I thank the Lord every day for their presence and blessing in my life. These two people are truly two of the Guardian Angels that watch and protect me.


I, constantly, thank the Lord for my life.

Transgressions, warts, laughter, tears, and the entire crazy force that is my being.

I embrace it all and the people who are "crazy" enough to join me for the ride!

This is as "light and fluffy" as I can get. Perhaps, eating a III Musketeers while reading this would help!

6 comments:

Wishful777 said...

Hey you........I wanted you to know that I know we haven't seen each other for a while....life threw you some trials and tribulations and you stood strong. We have many years together as friends with laughter, love, tears and memories that will live on forever. I look at your picture everyday of us at a pageant......you me and someone else......I smile because that is who was at one time my best friend. You are given a 2nd chance....in life...in the world. Everyone will make mistakes, and you learn from them, grow from them and best of all.....never forget them. Remember, you can't change the past....so don't try. We so need to catch up. I'm moving "home" on the 29th of this month....would love to see you then. Email me if you need my number still. I have missed you and asked about you, but no response from you.....so I leave this up to you. You have always been in my prayers.....please remember that. Something I have learned.."Patience is trusting in God's timing". I love you!!

Rodney Bequette said...

Wishful,

Thank you for the wishes and thoughts. I, like you, have entered a new phase of my life. I am slowly trying to acclimate all the changes. I wish you the best of luck back "home". A mutual "friend" of ours keeps me filled in and up to date.

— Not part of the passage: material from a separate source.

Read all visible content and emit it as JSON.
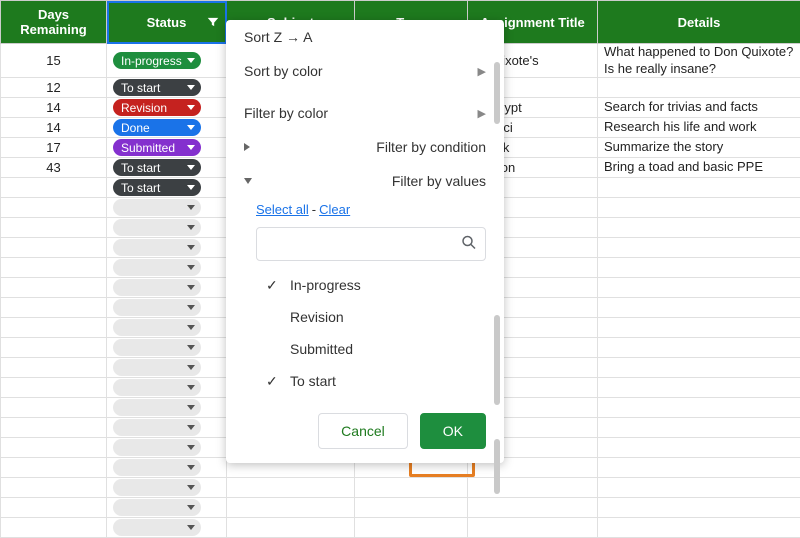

I would love to have a copy of that picture. I will be in contact before you leave for "home".

xoxox

Yo-Yo said...

Light and Fluffy looks good on you... babe!

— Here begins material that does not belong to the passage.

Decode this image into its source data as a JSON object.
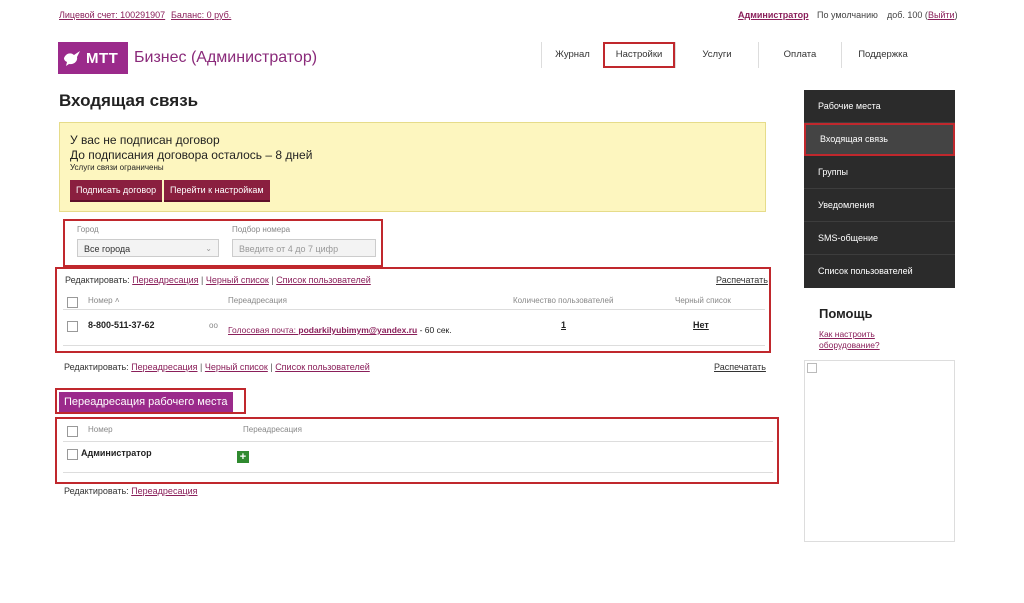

WOW! I am in a good mood just reading this....

Positive words, Strong mind, Big heart, Deep soul, Hot ass, Outgoing personality, Willingness to help, uplifting attitude, eyes you can drown in, are just a few descriptions that come to mind when describing you.

Great strides in life. Positive thinking, positive attitude, positive steps forward.

Release the negative when need be, but feed off the positive.

YOUR FIRST III MUSKETEER IS ON ME.

As always you just seem to surprise and impress me even more everyday.

Yo-Yo

Rodney Bequette said...

DAMN!!!..........AM I LUCKY OR WHAT?


xoxo

Laura said...

You know what Bobby, you are an inspiration to anyone that reads this blog. You are on your way to full circle. You are just going through the stages of death and dying. If you really think about it, your old life is dead and you are trying to get on with your new life. Some people are mourning the loss of the "old Bobby" while you are celebrating your rebirth. How great is that? You have a rebirth, and I know you will treasure it because you truely know what it took out of you to get this chance. Live on my Brother!!!!!

Rodney Bequette said...

Boss,
You are exactly right. The first time I thought like that, I thought I was crazy. But, like the death of my old life, my new one forges on.

I am truly blessed to have the people in my life, both old and new, that I do.